El hombre no se percató de mi presencia. Le acompañaba otro individuo, con ropas más modestas, y ambos charlaban muy agitados. Les vi entrar en un edificio cuyo rótulo decía Judenrat —Consejo Judío de Varsovia—, y luego los perdí de vista.

Asombrosa coincidencia… si aquel hombre fuera, efectivamente, el doctor Weiss. Desde luego, entre nosotros no existe relación alguna. Él no significa ya nada para mí. Es parte del pasado. Un hombre decente, según me parecía recordar, pero bastante ingenuo y con una esposa muy terca que se negaba a abandonar Alemania cuando pudiera haberlo hecho fácilmente.

Le pregunté a Frank si conocía al hombre del maletín. Él se encogió de hombros.

—Yo no sigo el rastro de cada kike en Varsovia. A juzgar por su estrafalario sombrero, debe de ser un miembro del Consejo. ¡Maldita pandilla de vagos! Como no procuren organizarse mejor, prepararemos algunos fusilamientos para espabilarlos. Escuche, Dorf, en las pequeñas ciudades yo he cumplido sobradamente mi deber haciendo fusilar a miembros de Consejos cuando arrastraban los pies. Ahí estriba todo ¿no? ¡Fuera con los antiguos conceptos de justicia! Tan sólo la horca y el fusil, ¿verdad?

Me abstuve de responder. Durante un buen rato me fue imposible borrar la imagen de aquel hombre alto.

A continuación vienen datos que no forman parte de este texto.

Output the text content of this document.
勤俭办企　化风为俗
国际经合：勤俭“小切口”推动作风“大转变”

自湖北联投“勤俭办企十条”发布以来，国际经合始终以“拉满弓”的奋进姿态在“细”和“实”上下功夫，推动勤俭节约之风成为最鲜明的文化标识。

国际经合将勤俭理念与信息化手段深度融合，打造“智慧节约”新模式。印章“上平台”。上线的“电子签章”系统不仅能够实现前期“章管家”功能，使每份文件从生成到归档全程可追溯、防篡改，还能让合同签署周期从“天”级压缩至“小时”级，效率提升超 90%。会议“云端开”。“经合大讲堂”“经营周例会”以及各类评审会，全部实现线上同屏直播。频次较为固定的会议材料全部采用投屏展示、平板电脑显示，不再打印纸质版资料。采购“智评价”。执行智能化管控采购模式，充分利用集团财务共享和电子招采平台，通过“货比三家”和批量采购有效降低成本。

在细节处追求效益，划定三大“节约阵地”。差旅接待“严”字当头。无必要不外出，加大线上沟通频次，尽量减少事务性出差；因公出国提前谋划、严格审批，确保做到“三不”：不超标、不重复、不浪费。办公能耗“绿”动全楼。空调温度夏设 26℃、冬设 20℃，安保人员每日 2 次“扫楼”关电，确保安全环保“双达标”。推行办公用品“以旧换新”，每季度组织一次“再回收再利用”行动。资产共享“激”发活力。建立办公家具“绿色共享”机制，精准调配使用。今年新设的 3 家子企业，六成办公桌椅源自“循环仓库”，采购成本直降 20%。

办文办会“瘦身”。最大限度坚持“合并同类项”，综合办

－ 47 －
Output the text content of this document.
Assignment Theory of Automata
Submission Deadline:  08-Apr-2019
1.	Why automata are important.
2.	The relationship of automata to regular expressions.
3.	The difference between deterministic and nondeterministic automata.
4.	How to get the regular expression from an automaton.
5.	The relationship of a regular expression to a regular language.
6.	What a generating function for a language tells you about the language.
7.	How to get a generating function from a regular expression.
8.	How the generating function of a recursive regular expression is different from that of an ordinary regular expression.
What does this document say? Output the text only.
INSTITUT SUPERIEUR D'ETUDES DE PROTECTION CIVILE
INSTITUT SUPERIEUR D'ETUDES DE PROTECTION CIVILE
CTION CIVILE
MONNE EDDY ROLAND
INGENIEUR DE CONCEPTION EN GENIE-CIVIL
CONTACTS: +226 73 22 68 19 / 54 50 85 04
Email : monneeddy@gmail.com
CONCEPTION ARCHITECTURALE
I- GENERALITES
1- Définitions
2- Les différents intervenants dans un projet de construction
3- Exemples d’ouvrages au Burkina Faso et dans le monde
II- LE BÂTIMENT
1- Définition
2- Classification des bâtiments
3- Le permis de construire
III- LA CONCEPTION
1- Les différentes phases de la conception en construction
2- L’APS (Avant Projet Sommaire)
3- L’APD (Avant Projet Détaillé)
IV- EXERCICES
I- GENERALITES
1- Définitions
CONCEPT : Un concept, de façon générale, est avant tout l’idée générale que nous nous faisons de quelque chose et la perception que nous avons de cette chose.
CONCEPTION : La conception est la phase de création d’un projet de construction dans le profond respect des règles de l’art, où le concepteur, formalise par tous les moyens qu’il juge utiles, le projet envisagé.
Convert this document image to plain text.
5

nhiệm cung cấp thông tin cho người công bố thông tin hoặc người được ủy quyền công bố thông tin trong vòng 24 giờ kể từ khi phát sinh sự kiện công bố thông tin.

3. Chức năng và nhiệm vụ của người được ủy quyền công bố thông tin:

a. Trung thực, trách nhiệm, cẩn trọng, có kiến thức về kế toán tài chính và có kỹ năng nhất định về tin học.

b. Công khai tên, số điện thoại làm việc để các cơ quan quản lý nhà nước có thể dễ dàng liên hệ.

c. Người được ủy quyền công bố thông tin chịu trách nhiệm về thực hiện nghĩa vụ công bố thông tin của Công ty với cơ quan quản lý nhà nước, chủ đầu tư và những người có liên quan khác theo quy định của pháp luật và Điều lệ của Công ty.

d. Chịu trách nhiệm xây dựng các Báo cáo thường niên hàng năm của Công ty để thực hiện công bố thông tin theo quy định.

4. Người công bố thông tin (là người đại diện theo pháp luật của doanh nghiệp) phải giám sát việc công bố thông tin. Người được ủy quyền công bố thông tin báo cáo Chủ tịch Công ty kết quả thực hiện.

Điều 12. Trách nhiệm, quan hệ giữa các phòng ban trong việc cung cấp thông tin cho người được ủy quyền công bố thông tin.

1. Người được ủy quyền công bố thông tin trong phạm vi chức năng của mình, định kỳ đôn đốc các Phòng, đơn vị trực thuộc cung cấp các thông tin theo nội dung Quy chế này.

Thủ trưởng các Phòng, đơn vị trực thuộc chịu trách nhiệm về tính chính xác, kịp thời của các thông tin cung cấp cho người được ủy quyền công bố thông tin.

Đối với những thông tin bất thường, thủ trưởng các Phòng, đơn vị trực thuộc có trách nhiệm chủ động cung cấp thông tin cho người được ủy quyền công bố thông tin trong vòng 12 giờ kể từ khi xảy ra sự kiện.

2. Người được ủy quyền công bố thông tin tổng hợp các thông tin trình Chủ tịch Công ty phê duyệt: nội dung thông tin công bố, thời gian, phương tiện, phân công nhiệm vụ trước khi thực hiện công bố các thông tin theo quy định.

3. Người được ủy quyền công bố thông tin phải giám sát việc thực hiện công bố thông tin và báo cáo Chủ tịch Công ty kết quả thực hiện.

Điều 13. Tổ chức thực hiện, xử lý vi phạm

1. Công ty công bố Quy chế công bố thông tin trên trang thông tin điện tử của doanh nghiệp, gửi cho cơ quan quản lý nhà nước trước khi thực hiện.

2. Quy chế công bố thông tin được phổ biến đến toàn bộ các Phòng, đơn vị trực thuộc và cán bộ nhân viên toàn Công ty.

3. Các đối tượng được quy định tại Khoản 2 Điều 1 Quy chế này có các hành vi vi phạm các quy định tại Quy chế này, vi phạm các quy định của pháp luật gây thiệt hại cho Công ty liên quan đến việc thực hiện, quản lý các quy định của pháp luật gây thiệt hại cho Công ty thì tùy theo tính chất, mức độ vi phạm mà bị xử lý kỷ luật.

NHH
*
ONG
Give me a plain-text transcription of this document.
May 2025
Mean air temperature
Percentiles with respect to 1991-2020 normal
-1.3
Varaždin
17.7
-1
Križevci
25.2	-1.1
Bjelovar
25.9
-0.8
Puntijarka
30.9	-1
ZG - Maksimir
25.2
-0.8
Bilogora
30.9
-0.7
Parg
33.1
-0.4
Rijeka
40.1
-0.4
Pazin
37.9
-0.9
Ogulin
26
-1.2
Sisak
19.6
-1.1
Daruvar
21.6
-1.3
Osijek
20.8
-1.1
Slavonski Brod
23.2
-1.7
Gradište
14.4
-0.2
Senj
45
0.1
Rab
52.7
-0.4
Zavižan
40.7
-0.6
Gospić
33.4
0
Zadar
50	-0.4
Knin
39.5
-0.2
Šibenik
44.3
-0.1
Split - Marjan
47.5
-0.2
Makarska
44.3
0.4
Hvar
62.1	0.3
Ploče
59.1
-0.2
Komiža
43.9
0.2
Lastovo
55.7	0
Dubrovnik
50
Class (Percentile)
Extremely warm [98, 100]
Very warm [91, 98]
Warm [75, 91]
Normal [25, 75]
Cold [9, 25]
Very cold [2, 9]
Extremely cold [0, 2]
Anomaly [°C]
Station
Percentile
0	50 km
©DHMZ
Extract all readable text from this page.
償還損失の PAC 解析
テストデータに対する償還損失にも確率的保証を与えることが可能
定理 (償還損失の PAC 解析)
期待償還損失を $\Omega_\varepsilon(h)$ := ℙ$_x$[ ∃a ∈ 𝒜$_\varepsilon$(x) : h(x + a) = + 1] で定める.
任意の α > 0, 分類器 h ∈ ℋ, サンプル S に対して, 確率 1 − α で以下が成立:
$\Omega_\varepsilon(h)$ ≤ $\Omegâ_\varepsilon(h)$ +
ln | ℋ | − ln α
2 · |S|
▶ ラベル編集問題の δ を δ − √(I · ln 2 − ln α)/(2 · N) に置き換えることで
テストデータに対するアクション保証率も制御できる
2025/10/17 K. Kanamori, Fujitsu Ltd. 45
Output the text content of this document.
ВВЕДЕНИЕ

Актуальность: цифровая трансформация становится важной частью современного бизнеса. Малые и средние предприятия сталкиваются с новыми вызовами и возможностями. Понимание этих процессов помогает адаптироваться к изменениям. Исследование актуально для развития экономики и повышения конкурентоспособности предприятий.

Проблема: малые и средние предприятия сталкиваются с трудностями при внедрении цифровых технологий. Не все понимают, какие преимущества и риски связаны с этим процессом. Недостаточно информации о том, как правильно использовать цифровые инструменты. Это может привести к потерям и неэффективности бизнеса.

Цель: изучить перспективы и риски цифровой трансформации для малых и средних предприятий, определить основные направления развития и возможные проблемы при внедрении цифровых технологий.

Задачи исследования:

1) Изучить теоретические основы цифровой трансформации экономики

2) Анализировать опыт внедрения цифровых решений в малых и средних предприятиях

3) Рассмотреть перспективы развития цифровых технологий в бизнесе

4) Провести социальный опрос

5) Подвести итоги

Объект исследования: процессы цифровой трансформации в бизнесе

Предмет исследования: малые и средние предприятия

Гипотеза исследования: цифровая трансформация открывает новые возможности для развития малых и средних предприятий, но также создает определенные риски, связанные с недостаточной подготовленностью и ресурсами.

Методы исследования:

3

Probablemente, no sería el doctor Weiss. Y si era, ¿qué me importaba? No parecía estar sufriendo sin motivo.

RELATO DE RUDI WEISS

Unos cuantos judíos sobrevivieron a los horrores de Varsovia. Algunos residen aquí, en Israel, y entre ellos, concretamente, una mujer que vive cerca del Kibbutz Agam, una tal Eva Lubin, quien conocía a mi padre y al tío Moses. Por entonces, luchaba en la Resistencia, y participó en asambleas del Consejo cuando éste no había perdido aún toda fiabilidad entre los judíos para ser remplazado por las unidades combatientes. Eva me refirió gran parte de lo sucedido.